NB : En raison de la minceur de l’actualité artistique, la publication des prochains Grains de sel pourrait s’espacer… à suivre !

Dé-confinez vous en douceur…

Christine Sourgins

Les « incorrigibles » du Corona

« Incorrigibles », c’est le mot qui vient à l’esprit devant les réactions de certains acteurs culturels dans cette crise sanitaire. Nombre de festivals n’auront pas lieu cet été mais, avant l’annulation de celui d’Avignon, son directeur argumentait en faveur de son programme, d’une pertinence absolue par les temps qui courent : déjà, le grand titre “Je veux un Festival d’Avignon où les spectateurs pleurent en sortant des spectacles” inquiète. Bon d’accord, s’il s’agit de pleurer de joie ou d’émotion. Mais que dire du spectacle de danse du chorégraphe Hofesh Shechter autour de « la mort rageuse et hypnotique » sic ? Car, très finement, Mr Py avait placé l’édition 2020 « sous le signe du couple Eros et Thanatos » car, « nous devons réfléchir au sens du désir et de la mort ». C’est sûr qu’en ce moment on n’a ni le temps ni l’occasion d’y réfléchir, à la camarde !

L’affiche de cette (défunte) 74e édition était signée par Yan Pei-Ming : tigres et vautours s’y disputaient de la viande. Pour le joyeux drille Olivier Py c’est  «  une définition de l’eros : il montre une violence animale, dionysiaque, qui nous cloue au présent ». Raté, c’est plutôt le confinement qui nous cloue au présent. Lui-même a écrit 11 heures de théâtre « autour d’un aspect d’Hamlet où sera par exemple évoquée la fameuse scène des fossoyeurs ». Dans une période où on ne peut enterrer les morts convenablement, ça aurait remonté le moral de la population ! Il y avait aussi un projet sur Othello « qui est d’abord un grand poète, dont l’idéal s’appelle Desdémone », Othello y est un astrologue « amoureux trahi par les étoiles » ; bref, si Othello zigouille Desdémone, il n’y est pour rien, « il est le bouc émissaire de la société » ! Comme c’est novateur et contemporain comme approche ! Un éloge de la violence faite aux femmes, de quoi absoudre tous les drames du confinement où les modernes Othello vont étouffer leur Desdémone ? Rassurez-vous, le moralisme de l’AC reprend ses droits et M. Py de conclure brillamment : «  Cette catastrophe nous purifie de notre prédation. Et je suis à peu près certain que cette épidémie aura la vertu d’avoir remis la mort au centre de notre vie, et donc de nous rendre philosophes. La vie ne nous appartient pas, et un petit pangolin est venu nous le rappeler ».

Urgences sociétales ?

Autre incorrigible, le président Macron qui, malgré la pollution au plomb puis le virus, s’entête à vouloir reconstruire Notre-Dame en 5 ans. Ce qui présage un « n’importe quoi pourvu qu’on soit dans les temps, pour les JO ». On préférerait que cette fermeté s’applique à « masques et tests etc. arriveront dans les temps » et pas après l’épidémie. Mourez tranquille : Notre-Dame sera reconstruite à temps. Plus prudente et réaliste, la nouvelle fondation François Pinault qui devait ouvrir, près des Halles, dans une Bourse du Commerce rénovée en septembre 2020, reporte son inauguration  au printemps 2021, vu le retard pris en raison des événements.

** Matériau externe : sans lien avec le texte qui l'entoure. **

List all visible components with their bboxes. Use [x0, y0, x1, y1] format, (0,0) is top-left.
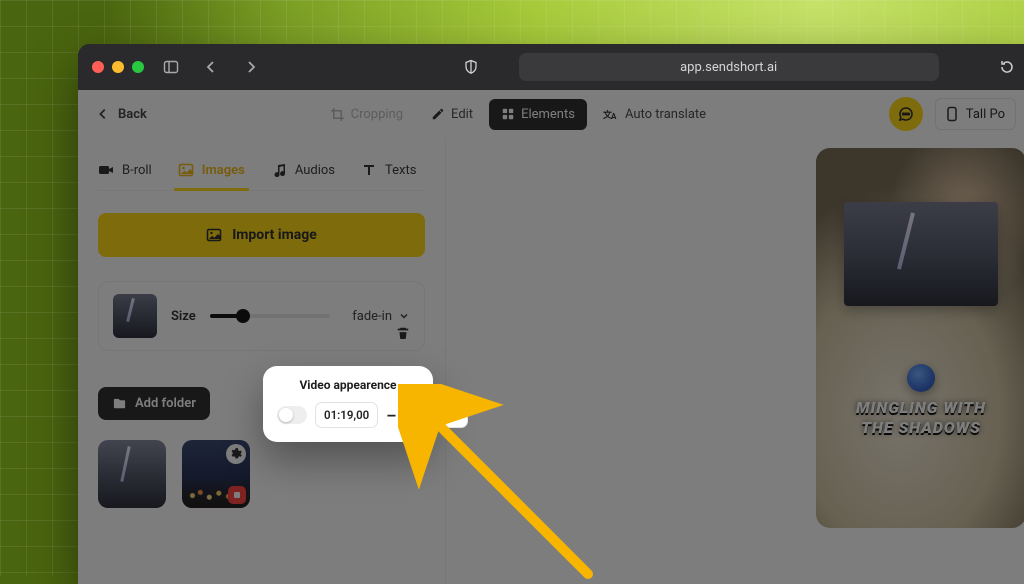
- chat-button[interactable]: [889, 97, 923, 131]
- tab-images[interactable]: Images: [178, 154, 245, 190]
- app-toolbar: Back Cropping Edit Elements 文A Auto tran…: [78, 90, 1024, 138]
- chevron-down-icon: [398, 310, 410, 322]
- add-folder-label: Add folder: [135, 396, 196, 411]
- minimize-window-icon[interactable]: [112, 61, 124, 73]
- record-badge-icon: [228, 486, 246, 504]
- effect-value: fade-in: [352, 309, 392, 324]
- import-image-button[interactable]: Import image: [98, 213, 425, 257]
- delete-button[interactable]: [396, 326, 410, 340]
- reload-icon[interactable]: [994, 55, 1020, 79]
- tab-audios-label: Audios: [295, 163, 335, 178]
- overlay-image[interactable]: [844, 202, 998, 306]
- size-label: Size: [171, 309, 196, 324]
- text-icon: [361, 162, 377, 178]
- elements-tool[interactable]: Elements: [489, 99, 587, 130]
- image-thumbnail[interactable]: [113, 294, 157, 338]
- image-icon: [178, 162, 194, 178]
- tab-broll-label: B-roll: [122, 163, 152, 178]
- elements-label: Elements: [521, 107, 575, 122]
- time-range-dash: –: [386, 406, 396, 425]
- edit-tool[interactable]: Edit: [419, 99, 485, 130]
- titlebar: app.sendshort.ai: [78, 44, 1024, 90]
- svg-text:A: A: [611, 112, 617, 121]
- sidebar-toggle-icon[interactable]: [158, 55, 184, 79]
- center-canvas: [446, 138, 808, 584]
- back-label: Back: [118, 107, 147, 122]
- maximize-window-icon[interactable]: [132, 61, 144, 73]
- privacy-shield-icon[interactable]: [458, 55, 484, 79]
- effect-dropdown[interactable]: fade-in: [352, 309, 410, 324]
- back-button[interactable]: Back: [96, 107, 147, 122]
- nav-forward-icon[interactable]: [238, 55, 264, 79]
- caption-text: MINGLING WITH THE SHADOWS: [816, 398, 1024, 438]
- url-text: app.sendshort.ai: [680, 60, 777, 75]
- cropping-tool[interactable]: Cropping: [318, 99, 415, 130]
- start-time-input[interactable]: 01:19,00: [315, 402, 378, 428]
- tab-texts[interactable]: Texts: [361, 154, 416, 190]
- tab-images-label: Images: [202, 163, 245, 178]
- left-panel: B-roll Images Audios: [78, 138, 446, 584]
- preview-panel: MINGLING WITH THE SHADOWS: [808, 138, 1024, 584]
- video-appearance-popover: Video appearence 01:19,00 – 01:22,00: [263, 366, 433, 442]
- url-bar[interactable]: app.sendshort.ai: [519, 53, 939, 81]
- browser-window: app.sendshort.ai Back Cropping Edit Elem…: [78, 44, 1024, 584]
- folder-thumbnails: [98, 440, 425, 508]
- animation-effect-icon: [907, 364, 935, 392]
- import-label: Import image: [232, 227, 317, 243]
- aspect-ratio-button[interactable]: Tall Po: [935, 98, 1016, 130]
- add-folder-button[interactable]: Add folder: [98, 387, 210, 420]
- edit-label: Edit: [451, 107, 473, 122]
- media-tabs: B-roll Images Audios: [98, 150, 425, 191]
- image-item-card: Size fade-in: [98, 281, 425, 351]
- nav-back-icon[interactable]: [198, 55, 224, 79]
- cropping-label: Cropping: [351, 107, 403, 122]
- tab-audios[interactable]: Audios: [271, 154, 335, 190]
- folder-thumbnail[interactable]: [182, 440, 250, 508]
- folder-thumbnail[interactable]: [98, 440, 166, 508]
- auto-translate-label: Auto translate: [625, 107, 706, 122]
- close-window-icon[interactable]: [92, 61, 104, 73]
- aspect-ratio-label: Tall Po: [966, 107, 1005, 122]
- tab-texts-label: Texts: [385, 163, 416, 178]
- end-time-input[interactable]: 01:22,00: [404, 402, 467, 428]
- video-preview[interactable]: MINGLING WITH THE SHADOWS: [816, 148, 1024, 528]
- image-plus-icon: [206, 227, 222, 243]
- folder-plus-icon: [112, 396, 127, 411]
- popover-title: Video appearence: [277, 378, 419, 392]
- settings-badge-icon[interactable]: [226, 444, 246, 464]
- window-controls: [92, 61, 144, 73]
- music-note-icon: [271, 162, 287, 178]
- appearance-toggle[interactable]: [277, 406, 307, 424]
- auto-translate-tool[interactable]: 文A Auto translate: [591, 98, 718, 130]
- video-clip-icon: [98, 162, 114, 178]
- size-slider[interactable]: [210, 314, 330, 318]
- tab-broll[interactable]: B-roll: [98, 154, 152, 190]
- app-body: B-roll Images Audios: [78, 138, 1024, 584]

L’Art très contemporain y sera à l’honneur, cet AC dont on nous dit que ses artistes sont des veilleurs, des prophètes, des chamans, sensibles aux problèmes sociétaux, écologiques etc. Or peu d’installations ou de vidéos etc. avait prévu qu’un « petit pangolin » paralyserait la planète. Même constat avec le problème des retraites, quasi jamais traité, et qui a mis des milliers de gens dans les rues. Pourtant, ce qui nous arrive, advient à l’écosystème depuis longtemps : la pyrale du buis, qui décime les jardins des monuments historiques, vient d’Orient depuis les années 2000 ; Xylella Fastidiosa, la “lèpre des oliviers”, d’Amérique du sud ; l’agressive  grenouille taureau ou l’allergisante ambroisie d’Amérique du nord ; le moustique tigre de l’océan indien, sans parler du frelon asiatique etc. Après la crise, les phares de l’AC corrigeront-t-ils leurs cibles, mobiliseront-t-ils contre ces atteintes à la biodiversité, alors que leurs gentils mécènes et gros collectionneurs tirent leur fortune de la mondialisation… ?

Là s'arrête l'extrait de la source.